4. What happens to documents and timesheets when the matter has been closed for the full retention policy period ? Many firms have policies but do not act on these for fear of losing access to key examples of clauses, agreements and the like. However, such examples should be identified at matter close and, ideally, cleaned up (anonymised) for inclusion in a knowledge repository. If this approach is followed, matter documentation can be destroyed on reaching its policy retention period, removing forever the risk of falling foul of GDPR or SRA rules.
It is easy to put this in four paragraphs but far harder to implement – the starting point must be to get the Partners onboard with these policy decisions so that applying them is straightforward. Failing to do this can expose the firm to unnecessary risk and, with the ICO’s powers, significant fines as we have already seen in the UK legal sector.
Richard notes that, from the legal standpoint, there are four key aspects of data retention: who owns the file; firms’ regulatory duties around client information; GDPR; and firms’ contractual engagement terms.
A couple of initial points:
the rules apply equally to hard and soft copy documents and information;
different duties attach to different types of information but what constitutes the ‘file’ isn’t cast in tablets of stone.
Who owns the file?
The Law Society recently provided helpful guidance on ‘who owns the file’. The general law makes a distinction between documents prepared where the firm is acting as the client’s agent (client owns) and where the firm is acting as professional adviser (firm owns).
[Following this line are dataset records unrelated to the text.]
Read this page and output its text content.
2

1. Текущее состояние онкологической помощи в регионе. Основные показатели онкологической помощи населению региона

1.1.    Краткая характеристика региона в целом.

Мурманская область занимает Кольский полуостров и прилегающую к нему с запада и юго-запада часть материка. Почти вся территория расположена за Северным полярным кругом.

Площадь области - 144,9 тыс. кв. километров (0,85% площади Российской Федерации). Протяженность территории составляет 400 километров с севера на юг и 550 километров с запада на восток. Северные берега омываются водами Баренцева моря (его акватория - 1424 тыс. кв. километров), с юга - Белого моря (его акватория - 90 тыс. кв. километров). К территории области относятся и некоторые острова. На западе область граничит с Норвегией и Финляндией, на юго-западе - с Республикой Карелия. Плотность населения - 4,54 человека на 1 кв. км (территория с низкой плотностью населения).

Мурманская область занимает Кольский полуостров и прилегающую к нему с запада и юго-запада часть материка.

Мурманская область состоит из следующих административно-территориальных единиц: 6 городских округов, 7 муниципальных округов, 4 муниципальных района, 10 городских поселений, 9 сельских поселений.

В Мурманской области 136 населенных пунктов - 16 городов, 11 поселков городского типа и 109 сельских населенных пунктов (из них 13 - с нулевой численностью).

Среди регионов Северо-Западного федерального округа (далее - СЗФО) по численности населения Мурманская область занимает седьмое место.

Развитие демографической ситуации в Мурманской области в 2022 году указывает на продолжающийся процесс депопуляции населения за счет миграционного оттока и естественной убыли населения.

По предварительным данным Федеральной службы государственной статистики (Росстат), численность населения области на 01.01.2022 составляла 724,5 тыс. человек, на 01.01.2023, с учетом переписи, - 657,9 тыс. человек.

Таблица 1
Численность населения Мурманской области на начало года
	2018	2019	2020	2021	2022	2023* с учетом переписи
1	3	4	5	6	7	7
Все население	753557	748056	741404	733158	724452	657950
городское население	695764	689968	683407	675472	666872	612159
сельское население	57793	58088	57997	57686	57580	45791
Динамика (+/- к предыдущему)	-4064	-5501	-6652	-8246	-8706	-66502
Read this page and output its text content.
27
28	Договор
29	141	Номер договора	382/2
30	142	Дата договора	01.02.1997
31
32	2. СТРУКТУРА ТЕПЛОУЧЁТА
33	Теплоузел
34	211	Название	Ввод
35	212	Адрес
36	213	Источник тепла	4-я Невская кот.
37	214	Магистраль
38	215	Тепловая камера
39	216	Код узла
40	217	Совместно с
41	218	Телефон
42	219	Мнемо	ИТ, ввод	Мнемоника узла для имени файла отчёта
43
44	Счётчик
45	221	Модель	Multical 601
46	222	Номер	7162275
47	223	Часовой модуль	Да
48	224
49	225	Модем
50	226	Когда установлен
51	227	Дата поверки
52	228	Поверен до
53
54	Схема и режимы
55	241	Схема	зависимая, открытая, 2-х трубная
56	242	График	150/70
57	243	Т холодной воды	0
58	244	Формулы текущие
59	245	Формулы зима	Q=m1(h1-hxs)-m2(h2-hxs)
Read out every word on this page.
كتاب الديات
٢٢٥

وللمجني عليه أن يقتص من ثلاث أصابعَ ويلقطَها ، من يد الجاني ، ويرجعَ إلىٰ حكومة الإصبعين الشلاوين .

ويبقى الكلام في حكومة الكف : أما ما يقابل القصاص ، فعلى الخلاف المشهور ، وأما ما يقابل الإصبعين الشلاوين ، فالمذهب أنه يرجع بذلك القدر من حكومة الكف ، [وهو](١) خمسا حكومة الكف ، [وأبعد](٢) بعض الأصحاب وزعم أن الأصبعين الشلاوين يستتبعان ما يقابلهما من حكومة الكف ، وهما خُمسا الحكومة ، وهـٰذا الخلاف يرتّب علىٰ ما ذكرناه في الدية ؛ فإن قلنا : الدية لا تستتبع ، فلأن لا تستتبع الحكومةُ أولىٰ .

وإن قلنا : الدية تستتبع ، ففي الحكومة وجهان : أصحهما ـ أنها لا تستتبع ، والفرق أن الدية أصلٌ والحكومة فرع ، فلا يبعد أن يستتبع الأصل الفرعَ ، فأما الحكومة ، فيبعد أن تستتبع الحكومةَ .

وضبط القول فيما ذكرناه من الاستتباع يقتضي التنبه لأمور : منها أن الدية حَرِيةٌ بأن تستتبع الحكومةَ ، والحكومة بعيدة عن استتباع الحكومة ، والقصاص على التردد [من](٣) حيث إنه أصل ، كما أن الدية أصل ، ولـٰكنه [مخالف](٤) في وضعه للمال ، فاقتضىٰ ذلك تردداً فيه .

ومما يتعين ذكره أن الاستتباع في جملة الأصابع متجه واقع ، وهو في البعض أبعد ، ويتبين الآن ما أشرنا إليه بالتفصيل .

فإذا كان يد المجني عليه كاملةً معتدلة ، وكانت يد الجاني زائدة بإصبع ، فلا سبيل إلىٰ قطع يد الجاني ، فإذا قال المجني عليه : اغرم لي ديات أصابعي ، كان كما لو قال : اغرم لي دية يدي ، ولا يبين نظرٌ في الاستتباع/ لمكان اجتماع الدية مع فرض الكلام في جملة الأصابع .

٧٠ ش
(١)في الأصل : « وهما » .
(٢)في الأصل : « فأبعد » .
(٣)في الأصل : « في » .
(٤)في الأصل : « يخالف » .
Documents that the client owns typically include communications as agent to and from third parties, original documents sent to the firm, and final versions of documents like agreements and submissions that were the subject of the engagement. Documents that the firm owns include copy letters and emails to and from the client and third parties, meetings notes, drafts of agreements, and time and accounting information. These are all subject to contrary agreement in the engagement terms (see below).
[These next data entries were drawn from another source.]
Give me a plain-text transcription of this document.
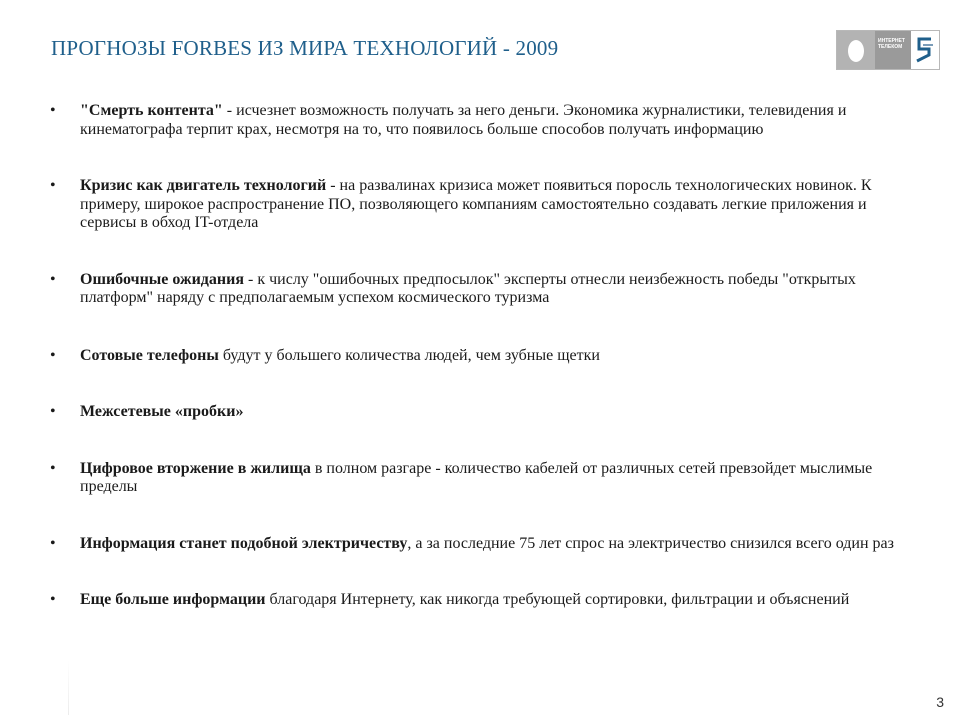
ПРОГНОЗЫ FORBES ИЗ МИРА ТЕХНОЛОГИЙ - 2009	ИНТЕРНЕТ
ТЕЛЕКОМ
• "Смерть контента" - исчезнет возможность получать за него деньги. Экономика журналистики, телевидения и кинематографа терпит крах, несмотря на то, что появилось больше способов получать информацию
• Кризис как двигатель технологий - на развалинах кризиса может появиться поросль технологических новинок. К примеру, широкое распространение ПО, позволяющего компаниям самостоятельно создавать легкие приложения и сервисы в обход IT-отдела
• Ошибочные ожидания - к числу "ошибочных предпосылок" эксперты отнесли неизбежность победы "открытых платформ" наряду с предполагаемым успехом космического туризма
• Сотовые телефоны будут у большего количества людей, чем зубные щетки
• Межсетевые «пробки»
• Цифровое вторжение в жилища в полном разгаре - количество кабелей от различных сетей превзойдет мыслимые пределы
• Информация станет подобной электричеству, а за последние 75 лет спрос на электричество снизился всего один раз
• Еще больше информации благодаря Интернету, как никогда требующей сортировки, фильтрации и объяснений
3
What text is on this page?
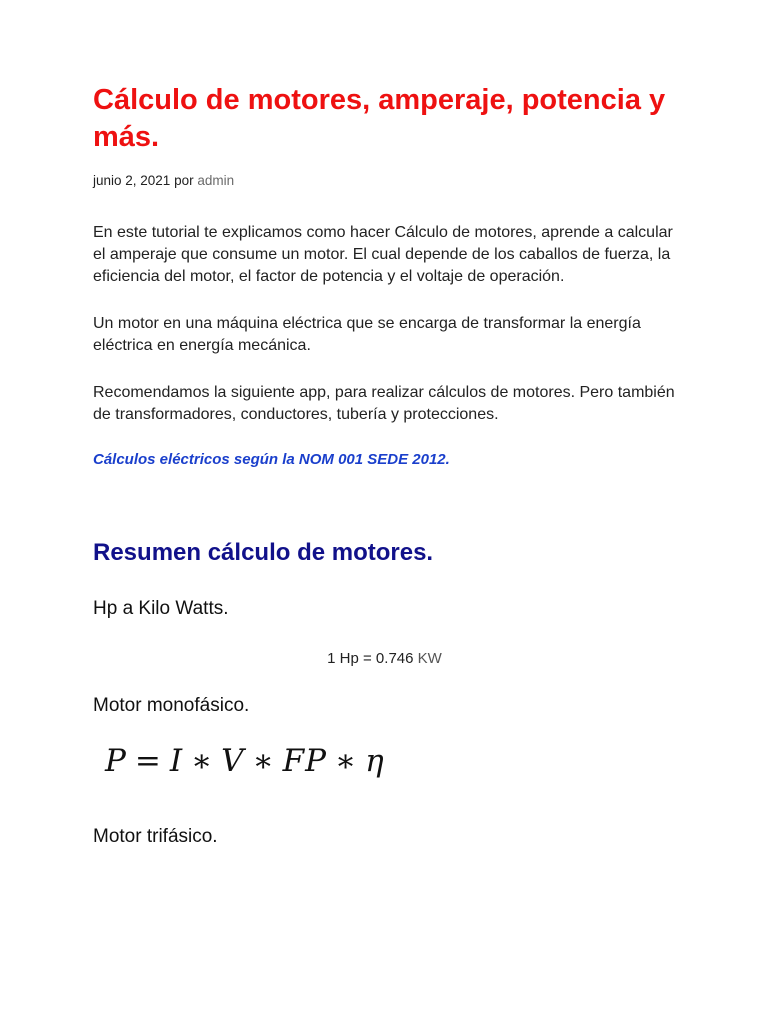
Cálculo de motores, amperaje, potencia y más.
junio 2, 2021 por admin

En este tutorial te explicamos como hacer Cálculo de motores, aprende a calcular el amperaje que consume un motor. El cual depende de los caballos de fuerza, la eficiencia del motor, el factor de potencia y el voltaje de operación.

Un motor en una máquina eléctrica que se encarga de transformar la energía eléctrica en energía mecánica.

Recomendamos la siguiente app, para realizar cálculos de motores. Pero también de transformadores, conductores, tubería y protecciones.

Cálculos eléctricos según la NOM 001 SEDE 2012.
Resumen cálculo de motores.
Hp a Kilo Watts.
1 Hp = 0.746 KW
Motor monofásico.
P = I ∗ V ∗ FP ∗ η
Motor trifásico.
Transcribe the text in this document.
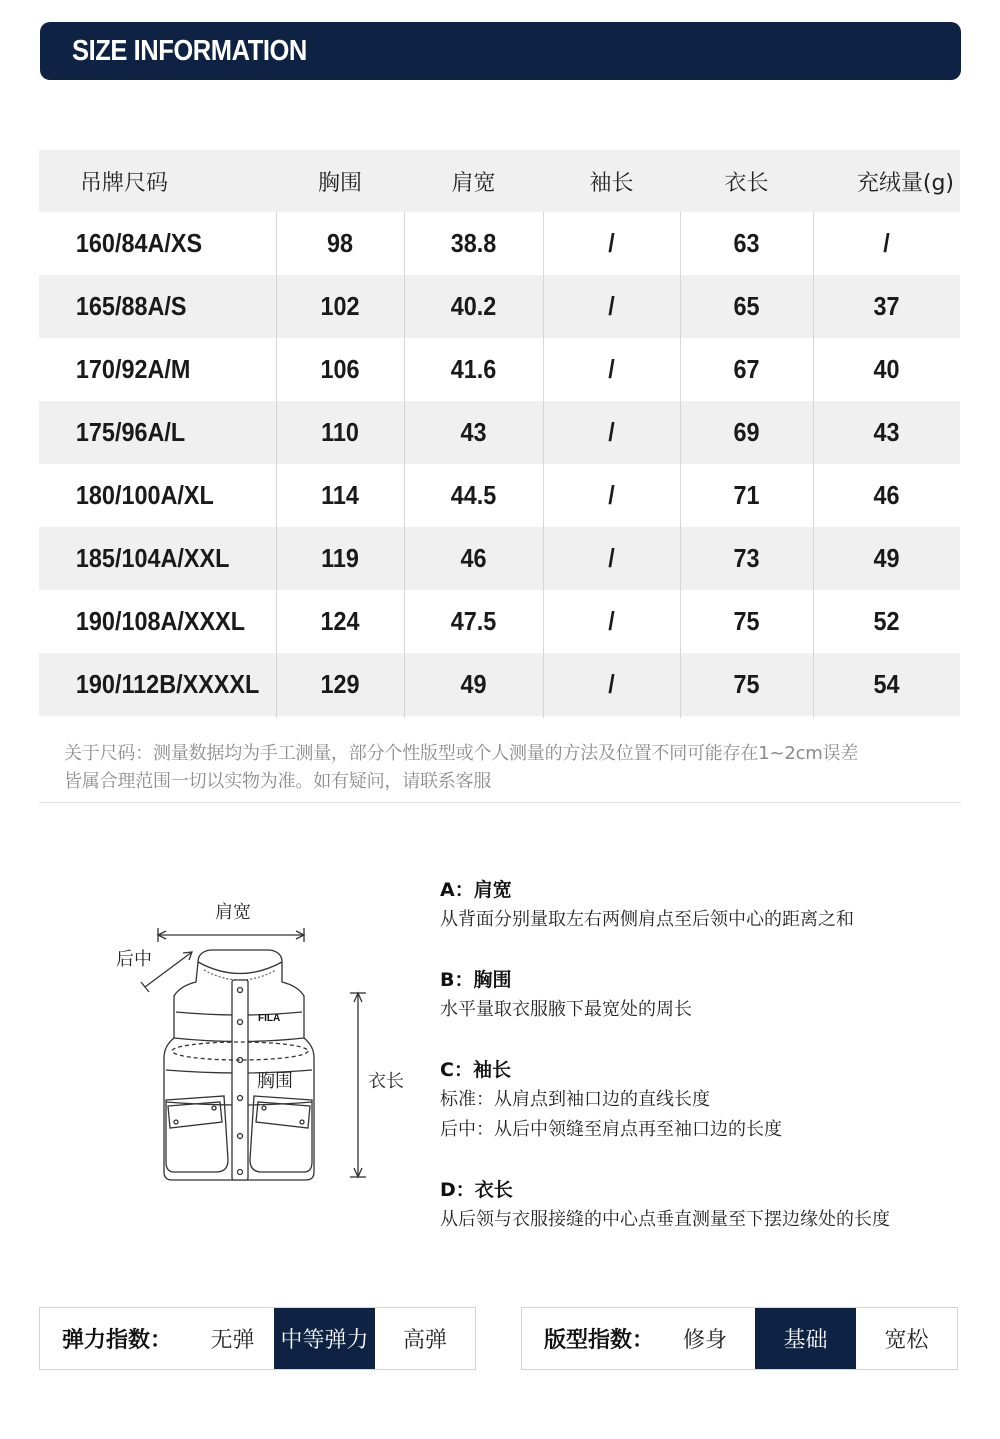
SIZE INFORMATION
吊牌尺码	胸围	肩宽	袖长	衣长	充绒量(g)
160/84A/XS	98	38.8	/	63	/
165/88A/S	102	40.2	/	65	37
170/92A/M	106	41.6	/	67	40
175/96A/L	110	43	/	69	43
180/100A/XL	114	44.5	/	71	46
185/104A/XXL	119	46	/	73	49
190/108A/XXXL	124	47.5	/	75	52
190/112B/XXXXL	129	49	/	75	54
关于尺码：测量数据均为手工测量，部分个性版型或个人测量的方法及位置不同可能存在1~2cm误差
皆属合理范围一切以实物为准。如有疑问，请联系客服
FILA
肩宽
后中
胸围	衣长
A：肩宽
从背面分别量取左右两侧肩点至后领中心的距离之和
B：胸围
水平量取衣服腋下最宽处的周长
C：袖长
标准：从肩点到袖口边的直线长度
后中：从后中领缝至肩点再至袖口边的长度
D：衣长
从后领与衣服接缝的中心点垂直测量至下摆边缘处的长度
弹力指数：	无弹	中等弹力	高弹	版型指数：	修身	基础	宽松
The firm’s regulatory duties around client information
The firm and its solicitors will also be subject to the SRA’s Codes of Conduct – here there can be tension between the SRA rules and how assertive the firm wants to be around data ownership, disclosure and retention (will it want a lien over documents for unpaid fees? how will it handle disclosure requests in the context of a potential client claim).
It’s really the GDPR that has focused attention on data retention recently. The key specific GDPR points around data retention are duration of the data retention period and subject access requests (SARs). The first point is that, although the firm will owe the client duties of confidence on all or nearly all the information in the file, we’re concerned in this context only with personal data (PD).
Generally, SARs give an access right only to the PD of the individual making the request and apply only to that specific PD and not to documents (in whole or in part). The PD can be extracted from the original document, presented in its original form with other data redacted or presented as a new document specific to the SAR.
The storage limitation principle at GDPR Article 5(1)(e) – that PD should be kept for no longer than is necessary for the purposes for which the PD are processed – is what in practice has exercised law firms and caused them to develop more elaborate data retention policies over the last few years.
The firm’s contractual engagement arrangements
Law firms have traditionally been magpie minded about information. These developing rules will increasingly deter firms from retaining anything that glitters and encourage a more disciplined and structured approach.